Waypoint Aviation SA

gegen

État belge – SPF Finances

(Vorabentscheidungsersuchen der Cour d’appel de Bruxelles)

„Freier Dienstleistungsverkehr – Steuerrecht – Steuergutschrift auf die Einkünfte aus Darlehen, die für den Erwerb von im Inland genutzten Wirtschaftsgütern gewährt werden – Ausschluss von Wirtschaftsgütern, bei denen das Nutzungsrecht einem in einem anderen Mitgliedstaat ansässigen Dritten übertragen wird“

Leitsätze des Urteils

Freier Dienstleistungsverkehr – Beschränkungen – Steuerrecht – Innerstaatliche Regelung, die eine Steuergutschrift auf die Einkünfte aus Darlehen gewährt, die bestimmten Unternehmen für den Erwerb von neuen, im Inland genutzten Wirtschaftsgütern gewährt werden

(Art. 49 EG)

Art. 49 EG ist dahin auszulegen, dass er einer Bestimmung eines Mitgliedstaats entgegensteht, die die Gewährung einer Steuergutschrift auf die Einkünfte aus Darlehen, die bestimmten Unternehmen für den Erwerb von neuen, im Inland genutzten Wirtschaftsgütern gewährt werden, von der Voraussetzung abhängig macht, dass das Nutzungsrecht an dem Wirtschaftsgut von dem Unternehmen, das dieses dank dem zur Steuergutschrift berechtigenden Darlehen erworben hat, oder von irgendeinem anderen Unternehmen derselben Gruppe nicht an Dritte übertragen wird, die nicht Mitglieder dieser Gruppe mit Sitz in diesem Mitgliedstaat sind.

Eine solche Bestimmung ist nämlich geeignet, die Unternehmen, die diesen Steuervorteil beanspruchen können, davon abzuhalten, Dienstleistungen zu erbringen, die der Finanzierung des Erwerbs von Wirtschaftsgütern dienen, bei denen das Nutzungsrecht an Wirtschaftsteilnehmer übertragen werden soll, die in anderen Mitgliedstaaten ansässig sind.

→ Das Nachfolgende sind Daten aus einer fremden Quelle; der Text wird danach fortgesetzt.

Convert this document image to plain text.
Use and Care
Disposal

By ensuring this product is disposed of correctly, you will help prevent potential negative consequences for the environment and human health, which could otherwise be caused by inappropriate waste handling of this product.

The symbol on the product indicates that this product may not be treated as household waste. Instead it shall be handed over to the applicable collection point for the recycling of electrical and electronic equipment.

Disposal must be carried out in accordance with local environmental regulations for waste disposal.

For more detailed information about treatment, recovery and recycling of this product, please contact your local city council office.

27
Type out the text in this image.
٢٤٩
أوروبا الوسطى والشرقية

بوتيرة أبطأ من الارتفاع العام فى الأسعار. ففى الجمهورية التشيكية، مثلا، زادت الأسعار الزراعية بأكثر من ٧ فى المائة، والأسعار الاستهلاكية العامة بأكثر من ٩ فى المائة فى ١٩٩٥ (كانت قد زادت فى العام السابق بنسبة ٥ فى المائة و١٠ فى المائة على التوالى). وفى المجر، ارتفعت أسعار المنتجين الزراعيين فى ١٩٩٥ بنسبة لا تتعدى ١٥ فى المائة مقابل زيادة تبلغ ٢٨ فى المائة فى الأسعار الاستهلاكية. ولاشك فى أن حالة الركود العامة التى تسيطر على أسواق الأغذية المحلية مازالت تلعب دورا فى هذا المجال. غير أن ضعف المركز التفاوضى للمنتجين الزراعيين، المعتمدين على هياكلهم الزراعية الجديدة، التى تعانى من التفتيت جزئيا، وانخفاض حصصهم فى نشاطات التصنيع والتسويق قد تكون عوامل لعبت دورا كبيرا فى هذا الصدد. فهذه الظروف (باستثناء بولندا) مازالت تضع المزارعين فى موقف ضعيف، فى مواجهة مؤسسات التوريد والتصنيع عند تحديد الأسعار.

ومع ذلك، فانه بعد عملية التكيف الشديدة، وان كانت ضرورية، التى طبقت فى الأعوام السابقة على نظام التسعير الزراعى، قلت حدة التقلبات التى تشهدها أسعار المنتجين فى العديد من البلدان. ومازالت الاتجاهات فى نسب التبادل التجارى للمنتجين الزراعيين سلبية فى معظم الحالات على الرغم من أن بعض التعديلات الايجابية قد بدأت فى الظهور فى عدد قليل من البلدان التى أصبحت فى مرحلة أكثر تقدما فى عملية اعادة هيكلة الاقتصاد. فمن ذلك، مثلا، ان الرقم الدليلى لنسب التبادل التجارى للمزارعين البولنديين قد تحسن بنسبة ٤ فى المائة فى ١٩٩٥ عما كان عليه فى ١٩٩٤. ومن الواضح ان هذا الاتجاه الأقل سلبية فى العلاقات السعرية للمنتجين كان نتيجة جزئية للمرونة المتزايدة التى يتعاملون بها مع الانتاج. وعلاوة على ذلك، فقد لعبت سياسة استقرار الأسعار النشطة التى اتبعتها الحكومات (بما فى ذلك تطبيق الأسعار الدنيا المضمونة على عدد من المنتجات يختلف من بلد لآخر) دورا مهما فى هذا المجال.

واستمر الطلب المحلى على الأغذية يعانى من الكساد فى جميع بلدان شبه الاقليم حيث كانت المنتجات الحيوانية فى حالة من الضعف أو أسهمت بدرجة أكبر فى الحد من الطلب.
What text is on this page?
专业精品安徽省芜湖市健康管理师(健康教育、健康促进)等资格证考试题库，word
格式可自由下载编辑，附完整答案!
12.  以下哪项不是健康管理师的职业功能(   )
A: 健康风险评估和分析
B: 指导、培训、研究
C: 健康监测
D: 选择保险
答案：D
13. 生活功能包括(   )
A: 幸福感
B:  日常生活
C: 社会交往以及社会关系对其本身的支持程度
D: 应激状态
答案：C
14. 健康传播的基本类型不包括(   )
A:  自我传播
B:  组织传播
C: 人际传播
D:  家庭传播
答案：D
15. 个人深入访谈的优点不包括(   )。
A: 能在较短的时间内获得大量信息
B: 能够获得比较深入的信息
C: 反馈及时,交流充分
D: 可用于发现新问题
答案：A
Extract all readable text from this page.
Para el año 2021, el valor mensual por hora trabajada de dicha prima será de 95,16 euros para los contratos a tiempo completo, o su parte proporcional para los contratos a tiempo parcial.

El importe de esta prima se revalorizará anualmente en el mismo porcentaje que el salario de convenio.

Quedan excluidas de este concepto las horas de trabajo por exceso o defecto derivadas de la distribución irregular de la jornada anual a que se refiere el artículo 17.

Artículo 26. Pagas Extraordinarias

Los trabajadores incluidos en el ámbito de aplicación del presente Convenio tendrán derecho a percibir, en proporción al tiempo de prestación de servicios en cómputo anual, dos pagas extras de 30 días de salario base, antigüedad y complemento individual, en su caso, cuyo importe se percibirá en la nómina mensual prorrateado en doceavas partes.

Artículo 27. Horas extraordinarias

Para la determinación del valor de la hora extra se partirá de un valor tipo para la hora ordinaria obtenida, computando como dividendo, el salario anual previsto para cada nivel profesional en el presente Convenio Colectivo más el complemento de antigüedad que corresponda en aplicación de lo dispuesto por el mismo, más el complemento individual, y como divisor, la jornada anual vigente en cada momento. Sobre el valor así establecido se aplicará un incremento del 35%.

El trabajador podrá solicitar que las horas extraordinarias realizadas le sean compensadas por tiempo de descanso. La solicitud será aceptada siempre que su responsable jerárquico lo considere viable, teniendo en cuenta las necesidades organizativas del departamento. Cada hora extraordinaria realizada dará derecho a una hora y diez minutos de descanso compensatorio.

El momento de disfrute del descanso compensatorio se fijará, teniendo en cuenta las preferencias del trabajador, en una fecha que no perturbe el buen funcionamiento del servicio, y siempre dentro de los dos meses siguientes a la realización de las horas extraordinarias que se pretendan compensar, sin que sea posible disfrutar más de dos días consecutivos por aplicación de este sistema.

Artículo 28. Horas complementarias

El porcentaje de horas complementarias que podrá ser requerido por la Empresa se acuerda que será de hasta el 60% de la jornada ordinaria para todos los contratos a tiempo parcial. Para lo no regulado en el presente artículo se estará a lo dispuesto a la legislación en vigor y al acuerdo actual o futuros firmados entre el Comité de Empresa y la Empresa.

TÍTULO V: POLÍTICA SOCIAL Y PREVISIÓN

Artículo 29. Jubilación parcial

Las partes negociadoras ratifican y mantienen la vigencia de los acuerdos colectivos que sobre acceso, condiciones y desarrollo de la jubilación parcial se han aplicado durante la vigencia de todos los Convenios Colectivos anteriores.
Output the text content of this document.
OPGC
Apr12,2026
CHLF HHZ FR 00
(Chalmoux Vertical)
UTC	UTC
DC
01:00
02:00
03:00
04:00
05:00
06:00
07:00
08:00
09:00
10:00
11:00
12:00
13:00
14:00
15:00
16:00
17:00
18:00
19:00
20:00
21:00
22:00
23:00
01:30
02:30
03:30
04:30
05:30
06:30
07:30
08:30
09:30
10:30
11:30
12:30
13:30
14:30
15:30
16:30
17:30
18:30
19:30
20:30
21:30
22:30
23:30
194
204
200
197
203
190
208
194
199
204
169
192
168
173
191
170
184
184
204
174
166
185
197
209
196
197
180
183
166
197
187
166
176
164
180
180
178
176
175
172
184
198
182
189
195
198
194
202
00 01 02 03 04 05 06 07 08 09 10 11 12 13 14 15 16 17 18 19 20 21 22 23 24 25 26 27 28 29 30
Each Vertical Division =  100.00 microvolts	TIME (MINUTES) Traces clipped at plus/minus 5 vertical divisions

Außerdem ist eine solche Bestimmung angesichts der möglichen Auswirkung des Steuervorteils auf die vom Darlehensnehmer getragenen Darlehenskosten geeignet, die Unternehmen, die ein Wirtschaftsgut mit einem Darlehen erwerben möchten, davon abzuhalten, Wirtschaftsteilnehmern mit Sitz in anderen Mitgliedstaaten Dienstleistungen anzubieten, die eine Übertragung des Nutzungsrechts an diesem Wirtschaftsgut mit sich bringen, wie etwa Vermietungsdienstleistungen. Kann das Nutzungsrecht solchen Wirtschaftsteilnehmern nicht nur durch das Unternehmen übertragen werden, das das Wirtschaftsgut mit dem zum Steuervorteil berechtigenden Darlehen erwirbt, sondern auch durch alle Unternehmen, die zur selben Gruppe wie dieses gehören, ist diese Bestimmung außerdem geeignet, auch diese Unternehmen davon abzuhalten, grenzüberschreitende Tätigkeiten auszuüben, die mit der Übertragung dieses Nutzungsrechts einhergehen.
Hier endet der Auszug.